In 1996, he and fellow Liberal MP Peter Milliken introduced the Godfrey–Milliken Bill a parody of the American Helms–Burton Act. The gesture received extensive media coverage including in the United States, where Godfrey was featured on the CBS program 60 Minutes. From 1996 to 2004, Godfrey served as a parliamentary secretary under Prime Minister Jean Chrétien.

== Minister of State for Infrastructure and Communities ==
In 2003, Paul Martin succeeded Chrétien as Liberal leader and prime minister. Following the subsequent 2004 election, Godfrey, among other key Martin allies, was appointed to the Cabinet in the role of Minister of State for Infrastructure and Communities. In this role, he was primarily responsible for overseeing the "New Deal for Cities", Federation of Canadian Municipalities relationship, and other initiatives in Canadian federal-municipal relations. This role was considered a keystone of Martin's industrial strategy.

== Liberal leadership ==
On February 3, 2006, CBC Newsworld's Don Newman announced on air that Godfrey was planning a run for the Liberal Party leadership. Godfrey declared his candidacy on Goldhawk Live on March 19, shortly after the rules and convention date were set. Media reaction was positive, but competed with coverage of Ashley MacIsaac, who declared his intention to run to the Halifax Daily News the next day.

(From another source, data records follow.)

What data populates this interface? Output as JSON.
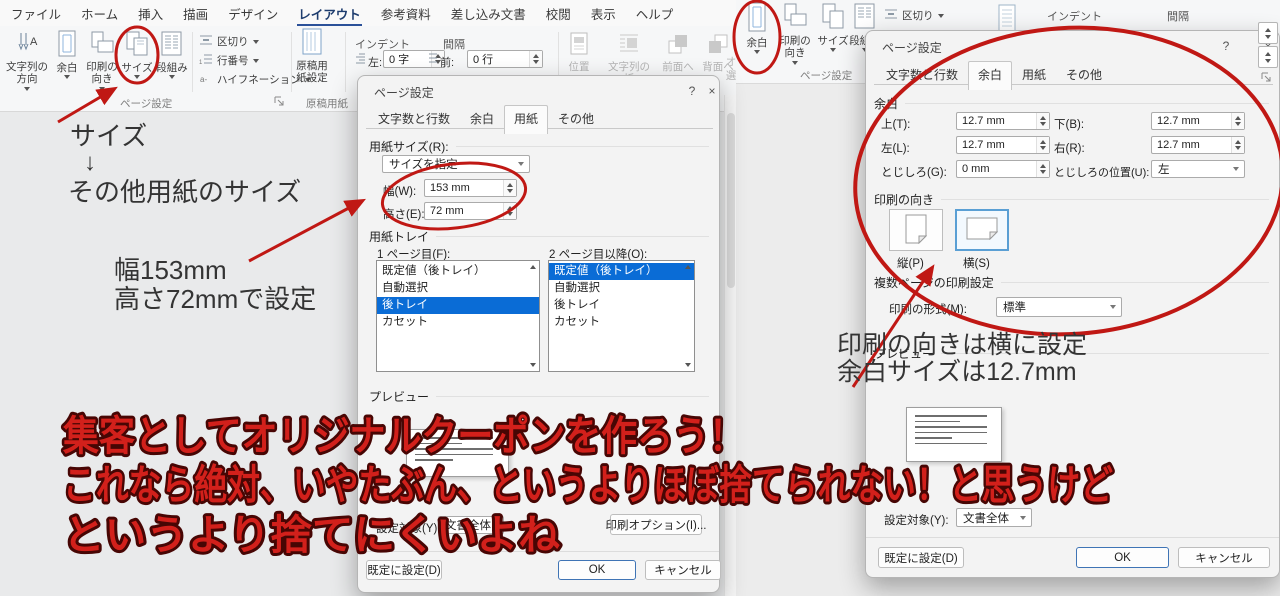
{
  "menubar": {
    "tabs": [
      "ファイル",
      "ホーム",
      "挿入",
      "描画",
      "デザイン",
      "レイアウト",
      "参考資料",
      "差し込み文書",
      "校閲",
      "表示",
      "ヘルプ"
    ]
  },
  "ribbon": {
    "text_direction": "文字列の方向",
    "margins": "余白",
    "orientation": "印刷の向き",
    "size": "サイズ",
    "columns": "段組み",
    "breaks": "区切り",
    "line_numbers": "行番号",
    "hyphenation": "ハイフネーション",
    "manuscript_setup": "原稿用紙設定",
    "indent_label": "インデント",
    "indent_left_label": "左:",
    "indent_left_value": "0 字",
    "spacing_label": "間隔",
    "spacing_before_label": "前:",
    "spacing_before_value": "0 行",
    "position": "位置",
    "text_wrap": "文字列の折",
    "bring_forward": "前面へ",
    "send_backward": "背面へ",
    "objects_partial_1": "オ",
    "objects_partial_2": "選",
    "page_setup_group": "ページ設定",
    "manuscript_group": "原稿用紙"
  },
  "paper_dialog": {
    "title": "ページ設定",
    "help_icon": "?",
    "tabs": [
      "文字数と行数",
      "余白",
      "用紙",
      "その他"
    ],
    "paper_size_label": "用紙サイズ(R):",
    "paper_size_value": "サイズを指定",
    "width_label": "幅(W):",
    "width_value": "153 mm",
    "height_label": "高さ(E):",
    "height_value": "72 mm",
    "tray_label": "用紙トレイ",
    "first_page_label": "1 ページ目(F):",
    "other_pages_label": "2 ページ目以降(O):",
    "tray_items": [
      "既定値（後トレイ）",
      "自動選択",
      "後トレイ",
      "カセット"
    ],
    "first_page_selected": "後トレイ",
    "other_pages_selected": "既定値（後トレイ）",
    "preview_label": "プレビュー",
    "apply_to_label": "設定対象(Y):",
    "apply_to_value": "文書全体",
    "print_options_button": "印刷オプション(I)...",
    "default_button": "既定に設定(D)",
    "ok_button": "OK",
    "cancel_button": "キャンセル"
  },
  "margins_dialog": {
    "title": "ページ設定",
    "help_icon": "?",
    "tabs": [
      "文字数と行数",
      "余白",
      "用紙",
      "その他"
    ],
    "margins_label": "余白",
    "top_label": "上(T):",
    "top_value": "12.7 mm",
    "bottom_label": "下(B):",
    "bottom_value": "12.7 mm",
    "left_label": "左(L):",
    "left_value": "12.7 mm",
    "right_label": "右(R):",
    "right_value": "12.7 mm",
    "gutter_label": "とじしろ(G):",
    "gutter_value": "0 mm",
    "gutter_position_label": "とじしろの位置(U):",
    "gutter_position_value": "左",
    "orientation_label": "印刷の向き",
    "portrait_label": "縦(P)",
    "landscape_label": "横(S)",
    "multipage_label": "複数ページの印刷設定",
    "print_format_label": "印刷の形式(M):",
    "print_format_value": "標準",
    "preview_label": "プレビュー",
    "apply_to_label": "設定対象(Y):",
    "apply_to_value": "文書全体",
    "default_button": "既定に設定(D)",
    "ok_button": "OK",
    "cancel_button": "キャンセル"
  },
  "annotations": {
    "size_step_1": "サイズ",
    "size_step_arrow": "↓",
    "size_step_2": "その他用紙のサイズ",
    "dimensions_note_1": "幅153mm",
    "dimensions_note_2": "高さ72mmで設定",
    "margin_note_1": "印刷の向きは横に設定",
    "margin_note_2": "余白サイズは12.7mm",
    "headline_1": "集客としてオリジナルクーポンを作ろう！",
    "headline_2": "これなら絶対、いやたぶん、というよりほぼ捨てられない！と思うけど",
    "headline_3": "というより捨てにくいよね"
  },
  "colors": {
    "annotation_red": "#c01814",
    "headline_fill": "#d2201b",
    "headline_stroke": "#470604",
    "selection_blue": "#0a6cd6",
    "word_accent": "#2b5199"
  }
}
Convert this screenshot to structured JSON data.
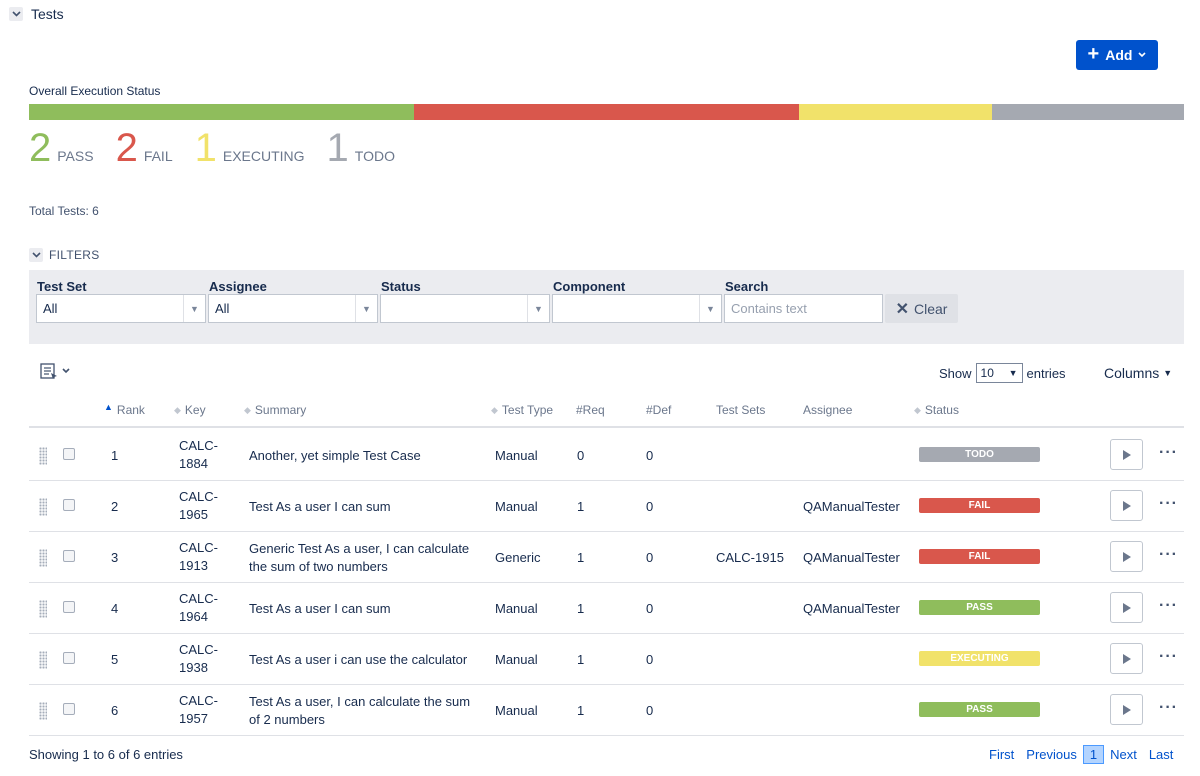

In the early stages of the campaign he was recurrently cited as exemplar of intellectualism in the race, being one of three former university professors in the running. Name-recognition remained a challenge, but Godfrey received plaudits in the Canadian blogosphere for his performance in the first all-candidates meeting at the Liberal Party of Alberta convention on April 8.

On April 12, 2006, Godfrey announced his withdrawal from the race, due to concerns about his health. On October 20, 2006, Godfrey announced his support for Bob Rae for the federal Liberal leadership. He made the announcement at the National Press Club, on the occasion of a speech by Rae on the environment.

==Leaving politics==
Godfrey announced in November 2007 his intention to resign his parliamentary seat on July 1, 2008 and would leave earlier if an election were called before that date. He later delayed his resignation date until August 1. The Conservative Party alleged that the Liberals chose to delay the by-election for financial reasons though Godfrey's office stated that the delay was due to a private members bill Godfrey had worked on not being given Royal Assent until June 26.

On June 17, in a point of order following Question Period, Godfrey gave his resignation speech to the House of Commons.

==Headmaster of the Toronto French School==
John Godfrey left politics to become Headmaster of the Toronto French School, an independent school in the Lawrence Park area with two campuses in Toronto. He held the position from 2008 until resigning in June 2014.

The Government of Ontario appointed John Godfrey Special Advisor for Climate Change and Chair of the Government's Climate Action Group in March 2015, positions he held until June 2018.